Thursday, 2 December 2010

Wildlife Estates Scotland

This initiative was launched last week and it is very welcome.  This is a Scottish version of the initiative that is running throughout Europe and the aim is that by signing up as a Wildlife Estate, an estate will be able to demonstrate the role that Scottish estates play in delivering a wide range of benefits to Scotland.  It is also hoped that the initiative will help to address some ongoing tensions in the Scottish countryside.  The concept briefing suggests that there is much more to unite than divide, and this is a view that I wholeheartedly support.

The press release provides some high level quotes and the Concept Briefing explains the background to the initiative.

Wednesday, 1 December 2010

IUCN Peatland Programme - Open Inquiry - Written Evidence

The written evidence that was submitted to the Inquiry for the meeting on 3 November  is now available from the peatland programme website.

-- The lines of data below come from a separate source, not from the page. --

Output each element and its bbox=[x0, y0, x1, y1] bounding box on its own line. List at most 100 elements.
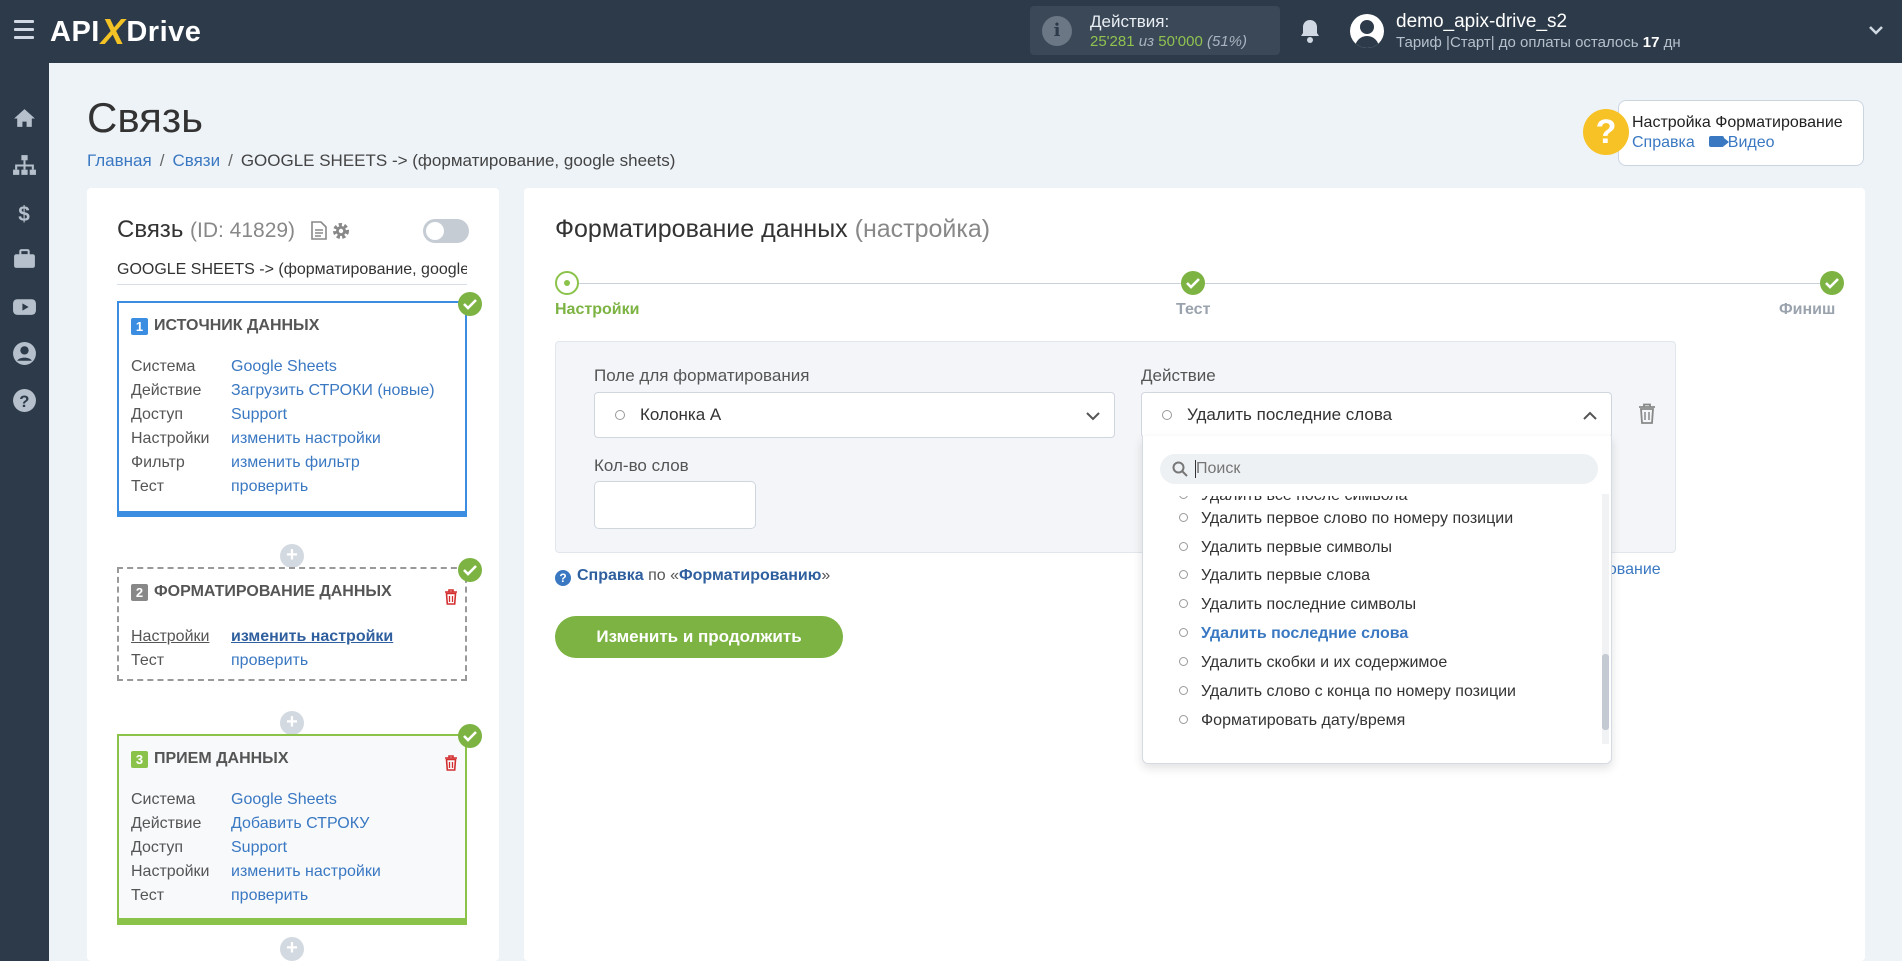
actions-total: 50'000 bbox=[1158, 33, 1203, 50]
trash-icon[interactable] bbox=[444, 755, 458, 771]
info-icon: i bbox=[1042, 16, 1072, 46]
actions-counter: i Действия: 25'281 из 50'000 (51%) bbox=[1030, 6, 1280, 55]
connection-panel: Связь (ID: 41829) GOOGLE SHEETS -> (форм… bbox=[87, 188, 499, 961]
dropdown-option[interactable]: Удалить скобки и их содержимое bbox=[1179, 651, 1447, 675]
target-settings-link[interactable]: изменить настройки bbox=[231, 860, 381, 884]
page-title: Связь bbox=[87, 94, 204, 141]
step-title: ПРИЕМ ДАННЫХ bbox=[154, 750, 289, 767]
progress-node-settings bbox=[555, 271, 579, 295]
trash-icon[interactable] bbox=[444, 589, 458, 605]
sitemap-icon[interactable] bbox=[12, 153, 37, 178]
format-test-link[interactable]: проверить bbox=[231, 649, 308, 673]
dropdown-option[interactable]: Удалить первые слова bbox=[1179, 564, 1370, 588]
dropdown-search[interactable] bbox=[1160, 454, 1598, 484]
logo-text-left: API bbox=[50, 15, 100, 48]
step-number: 3 bbox=[131, 750, 148, 768]
plan-days: 17 bbox=[1642, 34, 1660, 51]
help-box: Настройка Форматирование Справка Видео bbox=[1618, 100, 1864, 166]
target-action-link[interactable]: Добавить СТРОКУ bbox=[231, 812, 369, 836]
dollar-icon[interactable]: $ bbox=[12, 200, 37, 225]
avatar[interactable] bbox=[1350, 14, 1384, 48]
user-circle-icon[interactable] bbox=[12, 341, 37, 366]
dropdown-option-selected[interactable]: Удалить последние слова bbox=[1179, 622, 1408, 646]
top-bar: API X Drive i Действия: 25'281 из 50'000 (… bbox=[0, 0, 1902, 63]
target-check-icon bbox=[458, 724, 482, 748]
breadcrumb-home[interactable]: Главная bbox=[87, 151, 152, 170]
briefcase-icon[interactable] bbox=[12, 247, 37, 272]
step-row: Действие Добавить СТРОКУ bbox=[131, 812, 381, 836]
add-step-button[interactable]: + bbox=[280, 711, 304, 735]
document-icon[interactable] bbox=[311, 221, 327, 240]
field-select[interactable]: Колонка A bbox=[594, 392, 1115, 438]
source-action-link[interactable]: Загрузить СТРОКИ (новые) bbox=[231, 379, 435, 403]
dropdown-option[interactable]: Удалить последние символы bbox=[1179, 593, 1416, 617]
help-question-icon: ? bbox=[1583, 109, 1629, 155]
field-label: Поле для форматирования bbox=[594, 366, 810, 385]
source-filter-link[interactable]: изменить фильтр bbox=[231, 451, 360, 475]
home-icon[interactable] bbox=[12, 106, 37, 131]
format-step-card[interactable]: 2 ФОРМАТИРОВАНИЕ ДАННЫХ Настройки изменит… bbox=[117, 567, 467, 681]
target-system-link[interactable]: Google Sheets bbox=[231, 788, 337, 812]
step-number: 1 bbox=[131, 317, 148, 335]
action-dropdown: Удалить все после символа Удалить первое… bbox=[1142, 436, 1612, 764]
help-formatting-link[interactable]: Форматированию bbox=[679, 567, 821, 584]
logo-text-right: Drive bbox=[126, 15, 202, 48]
bell-icon[interactable] bbox=[1298, 18, 1322, 44]
connection-name[interactable]: GOOGLE SHEETS -> (форматирование, google… bbox=[117, 261, 467, 279]
plan-text: Тариф |Старт| до оплаты осталось bbox=[1396, 34, 1639, 51]
logo[interactable]: API X Drive bbox=[50, 11, 202, 52]
source-test-link[interactable]: проверить bbox=[231, 475, 308, 499]
source-access-link[interactable]: Support bbox=[231, 403, 287, 427]
video-link[interactable]: Видео bbox=[1728, 134, 1775, 151]
word-count-input[interactable] bbox=[594, 481, 756, 529]
help-prefix-link[interactable]: Справка bbox=[577, 567, 644, 584]
progress-label-finish: Финиш bbox=[1779, 301, 1836, 318]
youtube-icon[interactable] bbox=[12, 294, 37, 319]
add-step-button[interactable]: + bbox=[280, 937, 304, 961]
format-settings-link[interactable]: изменить настройки bbox=[231, 625, 393, 649]
chevron-down-icon[interactable] bbox=[1868, 22, 1884, 38]
help-link[interactable]: Справка bbox=[1632, 134, 1695, 151]
add-step-button[interactable]: + bbox=[280, 544, 304, 568]
connection-title-text: Связь bbox=[117, 216, 184, 243]
delete-rule-icon[interactable] bbox=[1638, 403, 1656, 425]
target-step-card[interactable]: 3 ПРИЕМ ДАННЫХ Система Google Sheets Дейс… bbox=[117, 734, 467, 925]
source-system-link[interactable]: Google Sheets bbox=[231, 355, 337, 379]
question-circle-icon[interactable]: ? bbox=[12, 388, 37, 413]
dropdown-option[interactable]: Удалить слово с конца по номеру позиции bbox=[1179, 680, 1516, 704]
gear-icon[interactable] bbox=[331, 221, 351, 241]
main-title: Форматирование данных (настройка) bbox=[555, 215, 991, 243]
scrollbar-thumb[interactable] bbox=[1602, 654, 1609, 730]
dropdown-option[interactable]: Удалить первые символы bbox=[1179, 536, 1392, 560]
actions-value: 25'281 из 50'000 (51%) bbox=[1090, 33, 1247, 50]
step-row: Доступ Support bbox=[131, 403, 435, 427]
save-continue-button[interactable]: Изменить и продолжить bbox=[555, 616, 843, 658]
target-access-link[interactable]: Support bbox=[231, 836, 287, 860]
breadcrumb-connections[interactable]: Связи bbox=[172, 151, 220, 170]
menu-icon[interactable] bbox=[14, 20, 34, 39]
source-step-header: 1 ИСТОЧНИК ДАННЫХ bbox=[131, 317, 319, 335]
action-select-value: Удалить последние слова bbox=[1187, 405, 1393, 424]
search-input[interactable] bbox=[1196, 456, 1586, 482]
question-circle-icon: ? bbox=[555, 570, 571, 586]
format-check-icon bbox=[458, 558, 482, 582]
breadcrumb-current: GOOGLE SHEETS -> (форматирование, google… bbox=[240, 151, 676, 170]
search-icon bbox=[1172, 461, 1188, 477]
option-list: Удалить все после символа Удалить первое… bbox=[1143, 496, 1601, 751]
step-row: Действие Загрузить СТРОКИ (новые) bbox=[131, 379, 435, 403]
source-step-card[interactable]: 1 ИСТОЧНИК ДАННЫХ Система Google Sheets Д… bbox=[117, 301, 467, 517]
actions-used: 25'281 bbox=[1090, 33, 1135, 50]
connection-title: Связь (ID: 41829) bbox=[117, 216, 295, 244]
source-settings-link[interactable]: изменить настройки bbox=[231, 427, 381, 451]
progress-label-test: Тест bbox=[1176, 301, 1211, 318]
help-line: ? Справка по «Форматированию» bbox=[555, 567, 830, 586]
dropdown-option[interactable]: Форматировать дату/время bbox=[1179, 709, 1405, 733]
dropdown-option[interactable]: Удалить первое слово по номеру позиции bbox=[1179, 507, 1513, 531]
connection-id: (ID: 41829) bbox=[190, 219, 296, 242]
user-name[interactable]: demo_apix-drive_s2 bbox=[1396, 11, 1567, 33]
actions-percent: (51%) bbox=[1207, 33, 1248, 50]
connection-toggle[interactable] bbox=[423, 219, 469, 243]
target-test-link[interactable]: проверить bbox=[231, 884, 308, 908]
help-title: Настройка Форматирование bbox=[1632, 114, 1843, 131]
action-select[interactable]: Удалить последние слова bbox=[1141, 392, 1612, 438]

This includes the evidence that I presented with Tim Baynes, on behalf of SRPBA, which had input from Martin Gillibrand of the Moorland Association.  This evidence argued the case for better communication with the land management community.  Their understanding of the issues should not be assumed but their ability to assist with the improvement of the condition of peatlands should not be under-estimated.  Much work is already underway as stated in our evidence.

On the back of this, I have been asked to organise an event for land managers in March to ensure that the Peatland Programme captures the views of the land management community.  Attendance is likely to be by invitation only with a view to attracting key players with an experience of peatland management.